Kaufman’s age “doesn’t come into it,” Owen said. “His spirit is about 25.”
“He knows how to put together a story. It’s a big challenge to do a relationship, travel to all these places, and keep them in front of the epic backdrops of the Spanish Civil War, China, and do it effortlessly and fluidly,” Owen said.
The project also owes a debt to James Gandolfini (“The Sopranos”), who pulled out his checkbook to provide script development money, said Alexandra Ryan, one of the film’s executive producers.
Making a grand drama on a TV budget (albeit a generous HBO one) required artful use of the San Francisco area as stand-in for Europe and elsewhere. Working with longtime collaborators including editor Walter Murch and production designer Geoffrey Kirkland, Kaufman also employed “green screen” technology to insert actors into period footage, adding further theatrical sweep.
The Cannes Film Festival recognized the achievement, creating a rare berth this week for a TV movie.
“It’s a great honor,” said Kaufman, who first showed a film at the French festival nearly 50 years ago.
Owen, who packed on weight to play Hemingway, was Kaufman’s pick for the hypermasculine writer both because of the actor’s talent and “his testosterone count. He definitely had it,” Kaufman said.
The British-born Owen was a bit wary of playing a famed American, but the script and Kaufman’s reputation sold him. Owen immersed himself for months in all things Hemingway to capture the man and his relationship with Gellhorn, including their correspondence.
“If you read the letters, they were epic, romantic, beautiful, and they were pining for each other,” Owen said, adding that the film’s dialogue reflects both Hemingway’s work and the couple’s own intimate exchanges.
Kidman, who plays Gellhorn as a young woman and in her later but still energetic years, said she finds appeal in women “who push the boundaries.
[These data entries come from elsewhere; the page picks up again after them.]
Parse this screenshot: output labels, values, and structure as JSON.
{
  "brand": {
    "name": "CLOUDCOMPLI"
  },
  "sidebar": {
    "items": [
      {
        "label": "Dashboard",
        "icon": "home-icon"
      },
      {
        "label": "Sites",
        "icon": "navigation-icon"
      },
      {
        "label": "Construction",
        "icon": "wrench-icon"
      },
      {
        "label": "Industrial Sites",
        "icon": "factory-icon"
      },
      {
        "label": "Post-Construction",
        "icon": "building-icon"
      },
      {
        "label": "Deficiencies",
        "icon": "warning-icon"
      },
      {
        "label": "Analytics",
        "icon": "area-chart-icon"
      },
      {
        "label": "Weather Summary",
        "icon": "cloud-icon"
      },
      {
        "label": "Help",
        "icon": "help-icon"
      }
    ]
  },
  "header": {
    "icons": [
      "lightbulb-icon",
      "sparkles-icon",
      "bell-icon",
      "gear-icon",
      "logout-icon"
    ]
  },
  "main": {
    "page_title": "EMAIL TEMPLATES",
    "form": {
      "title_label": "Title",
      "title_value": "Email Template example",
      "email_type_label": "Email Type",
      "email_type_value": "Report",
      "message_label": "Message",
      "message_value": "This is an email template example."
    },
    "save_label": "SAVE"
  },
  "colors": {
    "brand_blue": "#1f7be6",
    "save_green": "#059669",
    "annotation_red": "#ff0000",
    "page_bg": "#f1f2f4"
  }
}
I’m very attracted to them because we need them as role models.”
“We were dedicated to giving her what we felt was the story she deserved,” Kidman said. “She’s very prickly at times, and had a strong sort of male side to her where she can exist physically in war. … I loved that side of her, and I’ve never done that on screen before.”
For Kaufman, the film provided an oblique way to pay tribute to his adventurous and “outspoken” wife of 52 years who died of cancer in 2009. “That was Rose,” a friend told Kaufman after seeing Kidman’s portrayal.
Kaufman laments that Gellhorn’s accomplishments and bravery, so celebrated in her life, have faded from view: She and Hemingway, two superb writers if mismatched or mistimed lovers, both deserve attention and respect, he said.
The 89-year-old Gellhorn, beset by ill health, ended her life in 1998, long after the depression-afflicted Hemingway killed himself in 1962 at age 61.
“Who knows what Martha would really have thought (of the film), or Hemingway,” mused Kaufman. “But I’m glad we could give this gift back to them.”